LANZINGER, J., would dismiss the appeal as having been improvidently accepted.
WILLIAM H. HARSHA, J., of the Fourth Appellate District, was assigned to sit for RESNICK, J., whose term ended on January 1, 2007.
CUPP, J., whose term began on January 2, 2007, did not participate in the consideration or decision of this case.
{¶ 14} The police in this case burst through the front door; the majority today sneaks through the jurisprudential back door, tacitly adopting the United States Supreme Court's decision in Hudson v. Michigan (2006), — U.S., 126 S.Ct. 2159, 165 L.Ed.2d 56. The majority writes that "the people of Ohio have a paramount interest in knowing how their courts will interpret and apply Hudson * * *." However, the paramount question is whether Ohio courts should apply Hudson, a question that can be answered only after this court determines whether Section 14, Article I of the Ohio Constitution provides greater protection to Ohioans in their own homes than does the United States Constitution.
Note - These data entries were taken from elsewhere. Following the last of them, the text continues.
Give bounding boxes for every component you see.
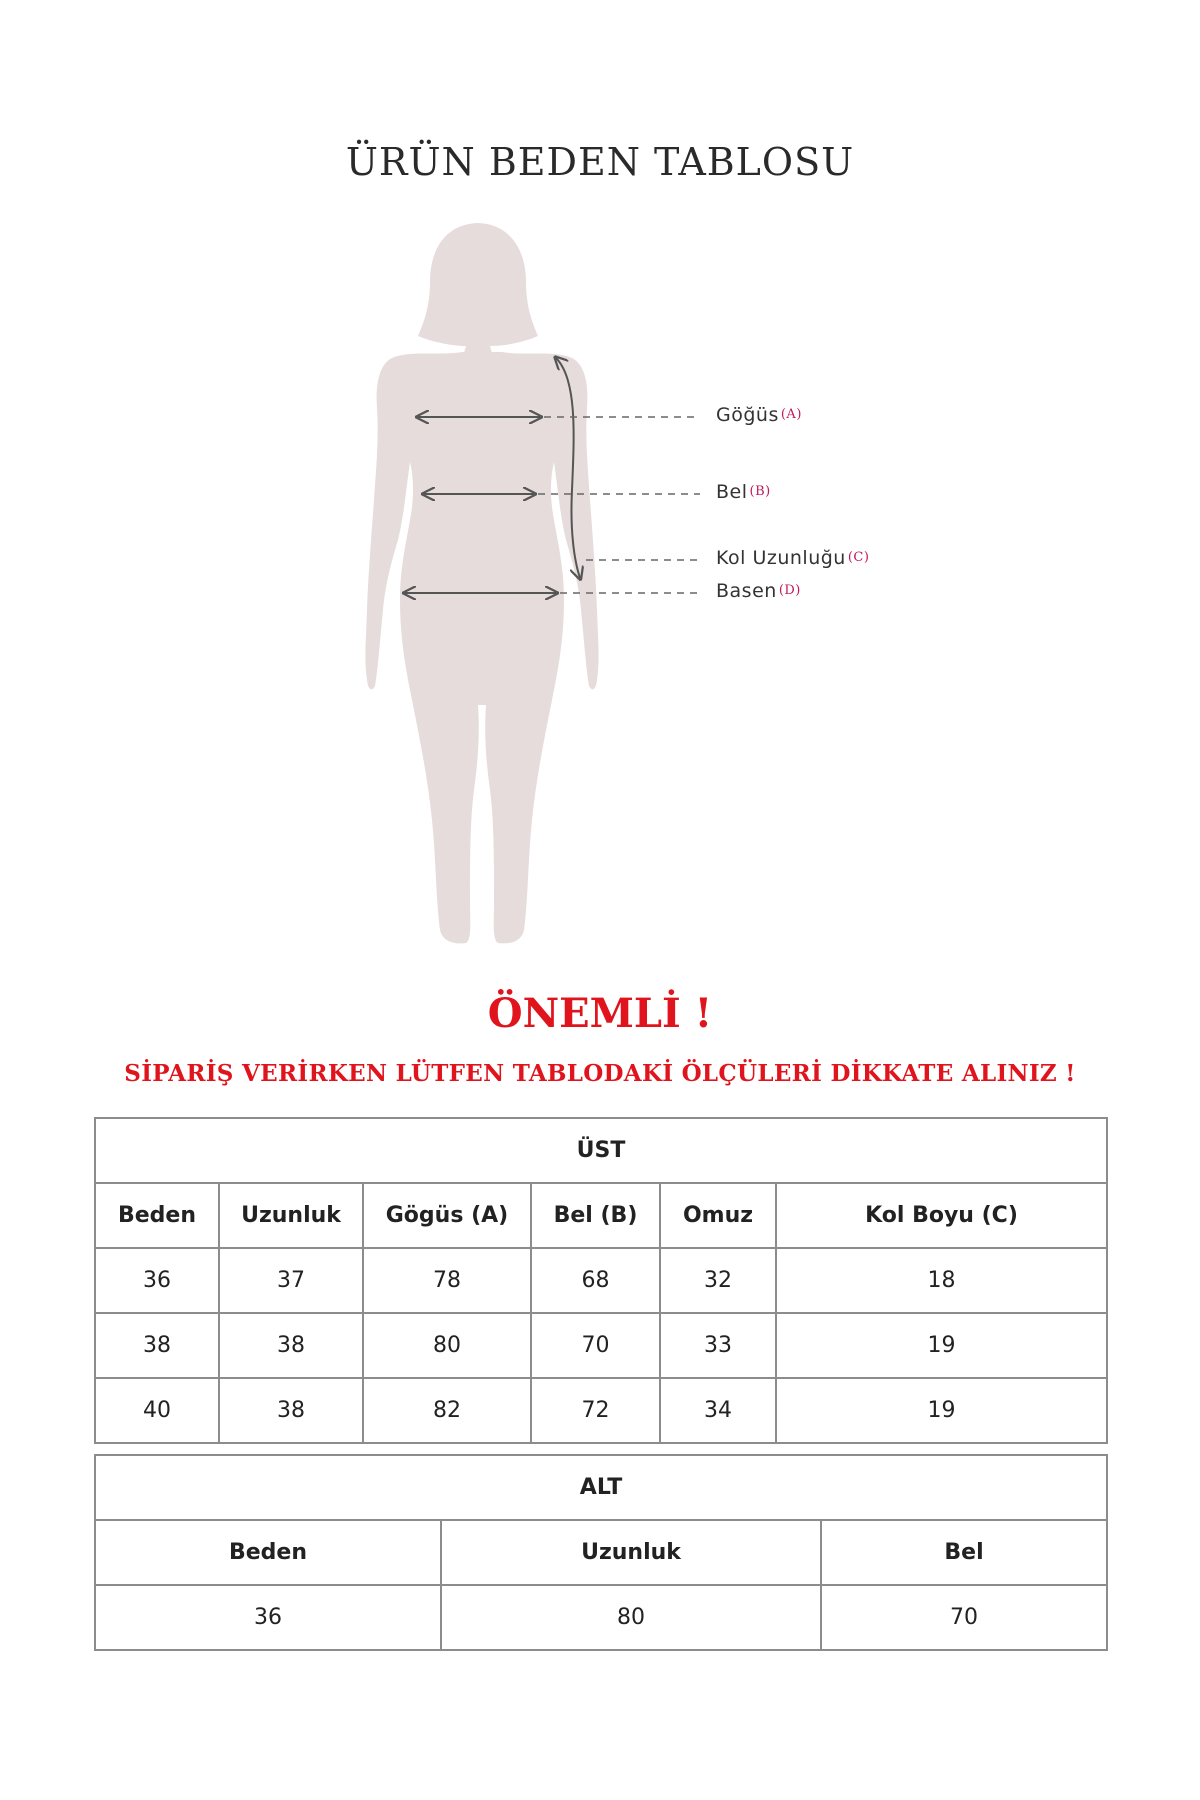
table-header-row: [95, 1520, 1107, 1585]
table-row: [95, 1585, 1107, 1650]
table-cell: 80: [363, 1313, 531, 1378]
column-header: Gögüs (A): [363, 1183, 531, 1248]
table-cell: 70: [531, 1313, 660, 1378]
table-cell: 38: [219, 1378, 363, 1443]
important-warning: SİPARİŞ VERİRKEN LÜTFEN TABLODAKİ ÖLÇÜLERİ DİKKATE ALINIZ !: [124, 1060, 1076, 1087]
table-cell: 36: [95, 1248, 219, 1313]
table-cell: 33: [660, 1313, 776, 1378]
table-row: [95, 1313, 1107, 1378]
column-header: Bel: [821, 1520, 1107, 1585]
column-header: Uzunluk: [441, 1520, 821, 1585]
label-chest: Göğüs (A): [716, 404, 802, 426]
label-sleeve-length: Kol Uzunluğu (C): [716, 547, 870, 569]
table-cell: 19: [776, 1313, 1107, 1378]
label-hip: Basen (D): [716, 580, 801, 602]
woman-silhouette: [365, 223, 598, 943]
table-cell: 80: [441, 1585, 821, 1650]
column-header: Beden: [95, 1183, 219, 1248]
table-caption: ALT: [95, 1455, 1107, 1520]
table-cell: 82: [363, 1378, 531, 1443]
table-row: [95, 1378, 1107, 1443]
page-title: ÜRÜN BEDEN TABLOSU: [345, 140, 855, 184]
column-header: Uzunluk: [219, 1183, 363, 1248]
table-caption: ÜST: [95, 1118, 1107, 1183]
lower-size-table: [94, 1454, 1108, 1651]
table-cell: 40: [95, 1378, 219, 1443]
column-header: Beden: [95, 1520, 441, 1585]
table-cell: 34: [660, 1378, 776, 1443]
upper-size-table: [94, 1117, 1108, 1444]
important-heading: ÖNEMLİ !: [487, 990, 713, 1037]
table-cell: 38: [95, 1313, 219, 1378]
column-header: Omuz: [660, 1183, 776, 1248]
table-cell: 18: [776, 1248, 1107, 1313]
table-cell: 72: [531, 1378, 660, 1443]
table-cell: 37: [219, 1248, 363, 1313]
label-waist: Bel (B): [716, 481, 771, 503]
table-row: [95, 1248, 1107, 1313]
table-cell: 78: [363, 1248, 531, 1313]
column-header: Kol Boyu (C): [776, 1183, 1107, 1248]
table-cell: 70: [821, 1585, 1107, 1650]
column-header: Bel (B): [531, 1183, 660, 1248]
table-cell: 19: [776, 1378, 1107, 1443]
table-cell: 32: [660, 1248, 776, 1313]
table-header-row: [95, 1183, 1107, 1248]
table-cell: 68: [531, 1248, 660, 1313]
table-cell: 36: [95, 1585, 441, 1650]
table-cell: 38: [219, 1313, 363, 1378]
{¶ 15} The Ohio Constitution "is a document of independent force. In the areas of individual rights and civil liberties, the United States Constitution, where applicable to the states, provides a floor below which state court decisions may not fall. As long as state courts provide at least as much protection as the United States Supreme Court has provided in its interpretation of the federal Bill of Rights, state courts are unrestricted in according greater civil liberties and protections to individuals and groups." Arnold v. Cleveland (1993), 67 Ohio St.3d 35, 616 N.E.2d 163, paragraph one of the syllabus.
{¶ 16} In State v. Brown, 99 Ohio St.3d 323, 2003-Ohio-3931, 792 N.E.2d 175, syllabus, this court diverged from federal Fourth Amendment jurisprudence, holding, "Section 14, Article I of the Ohio Constitution provides greater protection than the Fourth Amendment to the United States Constitution against warrantless arrests for minor misdemeanors."
{¶ 17} Again, in State v. Farris, 109 Ohio St.3d 519, 2006-Ohio-3255, 849 N.E.2d 985, 1149, this court held that the exclusionary rule provides greater protection to defendants pursuant to Section 10, Article I of the Ohio Constitution (the Self-incrimination Clause) than it does under the Fifth Amendment of the United States Constitution. In Farris, we held that physical evidence gathered as a result of statements made in custody without the benefit of a Miranda warning should be excluded; earlier, in United States v. Patane (2004), 542 U.S. 630, 643, 124 S.Ct. 2620, 159 L.Ed.2d 667, the United States Supreme Court had held that the admission of such evidence was not unconstitutional.
{¶ 18} This court should determine in this case whether the Ohio Constitution provides greater protections against forcible entries of homes than the United States Constitution does, and whether those protections include rendering inadmissible the fruits of such entries. To stop short of answering that question is a squandering of judicial resources. The author of Hudson, Justice Antonin Scalia, describes himself as an originalist in Constitutional matters; it appears, however, that when it comes to the Fourth Amendment, he and the slim majority in Hudson are minimalists. We owe it to the citizens of Ohio to determine now, in this case, whether Ohio jurisprudence should follow.